Co należy jeść i pić przed maratonem, aby się dobrze przygotować na bieg?
Jedzenie jest niezwykle istotne, aby zwrócić na nie uwagę przed rozpoczęciem przygody z oficjalnym maratonem, jednak na samym początku, zanim przejdziemy do rozprawiania nad jedzeniem, powinniśmy zwrócić szczególną uwagę na to, aby nasz organizm był jak najlepiej nawodniony. Nawodnienie jest podczas biegu jeszcze bardziej istotne od pożywienia, które przy wytężonym wysiłku fizycznym może być zastąpione spalaniem tkanki tłuszczowej z naszego ciała. Jednak jeżeli już zoptymalizowaliśmy nawodnienie naszego ciała, na co powinniśmy zwracać uwagę podczas układania codziennego jadłospisu przed naszym biegiem?
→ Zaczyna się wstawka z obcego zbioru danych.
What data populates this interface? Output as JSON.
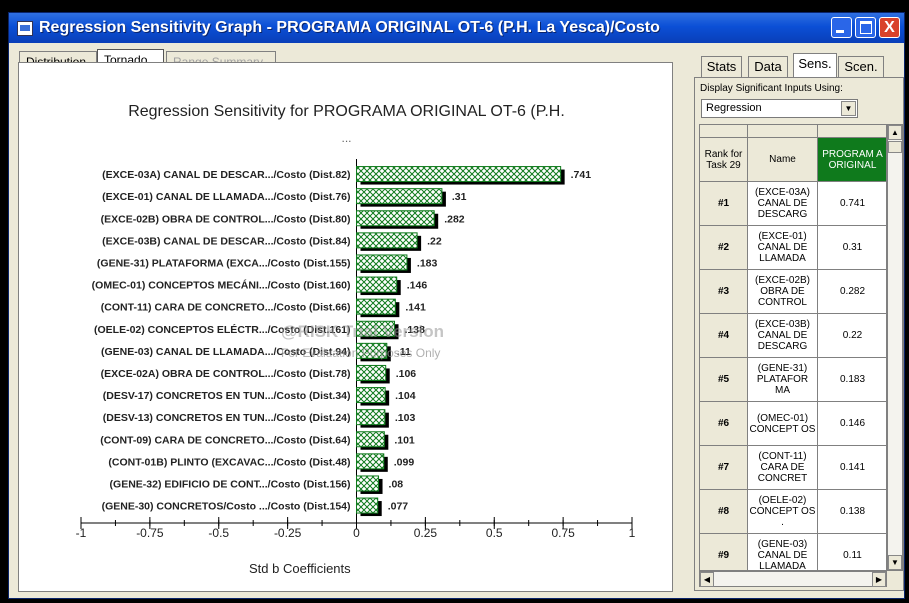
{
  "window": {
    "title": "Regression Sensitivity Graph - PROGRAMA ORIGINAL OT-6 (P.H. La Yesca)/Costo",
    "close_glyph": "X"
  },
  "left_tabs": [
    {
      "label": "Distribution"
    },
    {
      "label": "Tornado"
    },
    {
      "label": "Range Summary"
    }
  ],
  "chart": {
    "title": "Regression Sensitivity for PROGRAMA ORIGINAL OT-6 (P.H.",
    "subtitle": "...",
    "watermark_line1": "@RISK Trial Version",
    "watermark_line2": "For Evaluation Purposes Only"
  },
  "chart_data": {
    "type": "bar",
    "orientation": "horizontal",
    "xlabel": "Std b Coefficients",
    "xlim": [
      -1,
      1
    ],
    "xticks": [
      "-1",
      "-0.75",
      "-0.5",
      "-0.25",
      "0",
      "0.25",
      "0.5",
      "0.75",
      "1"
    ],
    "tick_values": [
      -1,
      -0.75,
      -0.5,
      -0.25,
      0,
      0.25,
      0.5,
      0.75,
      1
    ],
    "bar_color": "#0f7a1c",
    "categories": [
      "(EXCE-03A) CANAL DE DESCAR.../Costo (Dist.82)",
      "(EXCE-01) CANAL DE LLAMADA.../Costo (Dist.76)",
      "(EXCE-02B) OBRA DE CONTROL.../Costo (Dist.80)",
      "(EXCE-03B) CANAL DE DESCAR.../Costo (Dist.84)",
      "(GENE-31) PLATAFORMA (EXCA.../Costo (Dist.155)",
      "(OMEC-01) CONCEPTOS MECÁNI.../Costo (Dist.160)",
      "(CONT-11) CARA DE CONCRETO.../Costo (Dist.66)",
      "(OELE-02) CONCEPTOS ELÉCTR.../Costo (Dist.161)",
      "(GENE-03) CANAL DE LLAMADA.../Costo (Dist.94)",
      "(EXCE-02A) OBRA DE CONTROL.../Costo (Dist.78)",
      "(DESV-17) CONCRETOS EN TUN.../Costo (Dist.34)",
      "(DESV-13) CONCRETOS EN TUN.../Costo (Dist.24)",
      "(CONT-09) CARA DE CONCRETO.../Costo (Dist.64)",
      "(CONT-01B) PLINTO (EXCAVAC.../Costo (Dist.48)",
      "(GENE-32) EDIFICIO DE CONT.../Costo (Dist.156)",
      "(GENE-30) CONCRETOS/Costo .../Costo (Dist.154)"
    ],
    "values": [
      0.741,
      0.31,
      0.282,
      0.22,
      0.183,
      0.146,
      0.141,
      0.138,
      0.11,
      0.106,
      0.104,
      0.103,
      0.101,
      0.099,
      0.08,
      0.077
    ],
    "labels": [
      ".741",
      ".31",
      ".282",
      ".22",
      ".183",
      ".146",
      ".141",
      ".138",
      ".11",
      ".106",
      ".104",
      ".103",
      ".101",
      ".099",
      ".08",
      ".077"
    ]
  },
  "right_tabs": [
    {
      "label": "Stats"
    },
    {
      "label": "Data"
    },
    {
      "label": "Sens."
    },
    {
      "label": "Scen."
    }
  ],
  "right_panel": {
    "display_label": "Display Significant Inputs Using:",
    "combo_value": "Regression",
    "combo_arrow": "▼",
    "grid_headers": [
      "Rank for Task 29",
      "Name",
      "PROGRAM A ORIGINAL"
    ],
    "rows": [
      {
        "rank": "#1",
        "name": "(EXCE-03A) CANAL DE DESCARG",
        "value": "0.741"
      },
      {
        "rank": "#2",
        "name": "(EXCE-01) CANAL DE LLAMADA",
        "value": "0.31"
      },
      {
        "rank": "#3",
        "name": "(EXCE-02B) OBRA DE CONTROL",
        "value": "0.282"
      },
      {
        "rank": "#4",
        "name": "(EXCE-03B) CANAL DE DESCARG",
        "value": "0.22"
      },
      {
        "rank": "#5",
        "name": "(GENE-31) PLATAFOR MA",
        "value": "0.183"
      },
      {
        "rank": "#6",
        "name": "(OMEC-01) CONCEPT OS",
        "value": "0.146"
      },
      {
        "rank": "#7",
        "name": "(CONT-11) CARA DE CONCRET",
        "value": "0.141"
      },
      {
        "rank": "#8",
        "name": "(OELE-02) CONCEPT OS .",
        "value": "0.138"
      },
      {
        "rank": "#9",
        "name": "(GENE-03) CANAL DE LLAMADA",
        "value": "0.11"
      }
    ],
    "scroll_up": "▲",
    "scroll_down": "▼",
    "scroll_left": "◀",
    "scroll_right": "▶"
  }
}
Wielu dietetyków zwraca uwagę na to, że powinniśmy wypełnić naszą dietę różnorodnymi produktami bogatymi w węglowodany złożone, jeżeli zależy nam przede wszystkim na tym, aby nasz performance podczas startu był jak najlepszy. Tak zwane ładowanie węglowodanami jest bardzo popularne i możemy zauważyć, z jakiego powodu, jeżeli wykorzystamy tę technikę przed wyczerpującymi i długimi biegami lub po prostu przez wymagającym wysiłkiem fizycznym. Kiedy nasze ciało będzie miało bardzo duże pokłady glikogenu, będzie mogło dłużej korzystać ze zmagazynowanej energii w naszym ciele, zanim będzie zmuszone do przełączenia się na spalanie tkanki tłuszczowej. Dzięki temu zastrzyk energii będzie dla biegacza wyczuwalny o wiele dłużej podczas zmagań w trakcie maratonu.
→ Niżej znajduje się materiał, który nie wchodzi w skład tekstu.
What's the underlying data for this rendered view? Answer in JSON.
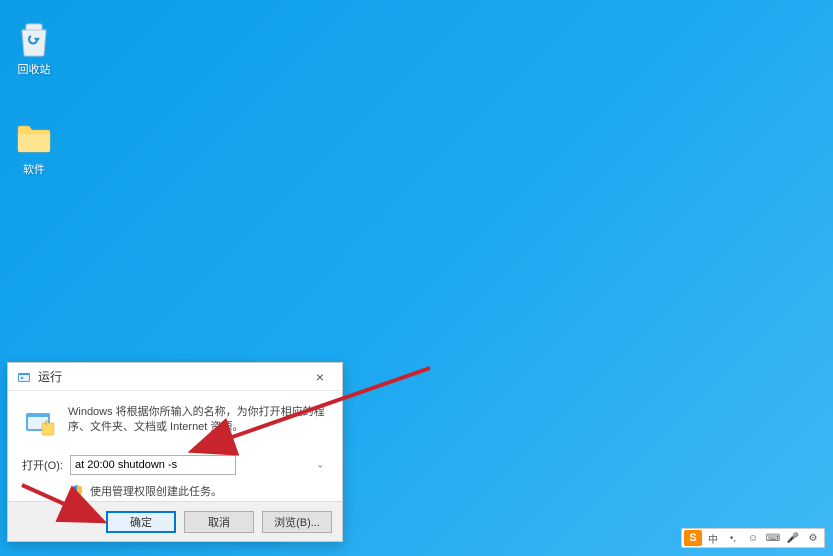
{
  "desktop": {
    "recycle_bin_label": "回收站",
    "folder_label": "软件"
  },
  "run_dialog": {
    "title": "运行",
    "description": "Windows 将根据你所输入的名称，为你打开相应的程序、文件夹、文档或 Internet 资源。",
    "open_label": "打开(O):",
    "input_value": "at 20:00 shutdown -s",
    "admin_note": "使用管理权限创建此任务。",
    "ok_button": "确定",
    "cancel_button": "取消",
    "browse_button": "浏览(B)..."
  },
  "ime": {
    "lang": "中"
  },
  "colors": {
    "desktop_bg": "#1ba8f0",
    "accent": "#0078d7",
    "annotation": "#c8242e"
  }
}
Kiedy upewnisz się, że masz pod ręką wszystkie niezbędne źródła do nawodnienia i odżywienia organizmu, zadbaj o swoje przygotowania treningowe
Zmniejszenie treningu siłowego pomoże nam zredukować ewentualną kontuzję przed uczestnictwem w zawodach. Oprócz tego zminimalizujemy szanse na to, że się przetrenujemy. Dlatego też ograniczenie treningów wyczerpujących nasz organizm powinien mieć miejsce nawet na miesiąc przed braniem udziału w oficjalnych zawodach maratonu. Wiele osób zwraca uwagę na to, że aby nie wypaść z formy, najlepsze jest stopniowe zmniejszanie dotychczasowego obwodu treningowego. Na przykład zredukowanie go poprzez gradualne zmniejszanie długości, którą przebiegamy lub zmniejszanie częstotliwości treningów siłowych oraz ciężaru, który wykorzystujemy.
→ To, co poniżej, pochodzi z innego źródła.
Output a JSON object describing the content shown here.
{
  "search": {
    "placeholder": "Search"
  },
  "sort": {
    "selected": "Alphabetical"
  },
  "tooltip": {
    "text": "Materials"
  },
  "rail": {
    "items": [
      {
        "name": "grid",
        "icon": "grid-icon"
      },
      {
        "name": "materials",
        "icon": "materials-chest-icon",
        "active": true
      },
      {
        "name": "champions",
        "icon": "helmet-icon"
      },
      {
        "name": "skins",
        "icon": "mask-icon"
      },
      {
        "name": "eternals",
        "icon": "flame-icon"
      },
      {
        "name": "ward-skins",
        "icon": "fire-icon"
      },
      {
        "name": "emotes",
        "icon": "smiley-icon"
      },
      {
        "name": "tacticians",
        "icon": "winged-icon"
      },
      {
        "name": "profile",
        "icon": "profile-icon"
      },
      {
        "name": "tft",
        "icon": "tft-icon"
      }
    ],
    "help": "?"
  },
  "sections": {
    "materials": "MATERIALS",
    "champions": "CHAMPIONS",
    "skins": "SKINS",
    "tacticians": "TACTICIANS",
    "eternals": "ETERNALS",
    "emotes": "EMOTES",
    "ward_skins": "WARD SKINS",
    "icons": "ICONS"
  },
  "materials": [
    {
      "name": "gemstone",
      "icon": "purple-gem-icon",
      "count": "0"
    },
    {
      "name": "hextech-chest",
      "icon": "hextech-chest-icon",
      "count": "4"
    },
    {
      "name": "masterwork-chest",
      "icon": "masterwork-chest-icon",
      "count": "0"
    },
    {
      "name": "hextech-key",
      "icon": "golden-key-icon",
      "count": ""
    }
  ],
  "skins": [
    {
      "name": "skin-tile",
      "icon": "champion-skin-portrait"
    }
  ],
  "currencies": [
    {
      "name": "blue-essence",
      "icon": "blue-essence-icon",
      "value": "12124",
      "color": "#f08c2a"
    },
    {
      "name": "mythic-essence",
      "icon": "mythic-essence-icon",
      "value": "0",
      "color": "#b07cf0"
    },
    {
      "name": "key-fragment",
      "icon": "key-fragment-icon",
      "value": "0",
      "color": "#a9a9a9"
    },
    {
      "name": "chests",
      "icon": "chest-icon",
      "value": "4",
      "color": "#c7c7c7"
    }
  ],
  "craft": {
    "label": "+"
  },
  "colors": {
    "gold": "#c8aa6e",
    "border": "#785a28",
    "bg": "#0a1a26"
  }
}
Fachowcy doradzają biegaczom, że jeżeli mają w planach nadal trenować na kilka tygodni przed uczestniczeniem w maratonie, powinni oni raczej zrezygnować w pewnym momencie całkiem z treningu przy wykorzystaniu ciężarów i przestawić się na kalistenikę, czyli trening z użyciem masy własnego ciała. Ciekawą wskazówką, o której możemy wspomnieć, jest również to, że zawodowcy zalecają początkującym biegaczom, aby po przygotowaniu się do maratonu nie kupowali nowych butów. Ich zdaniem najlepiej będziemy czuli się w rozchodzonych butach, w których trenujemy bieganie na co dzień. Oczywiście o ile buty, z których korzystamy na co dzień, są dla nas komfortowe i nie doprowadzają do odcisków podczas biegu.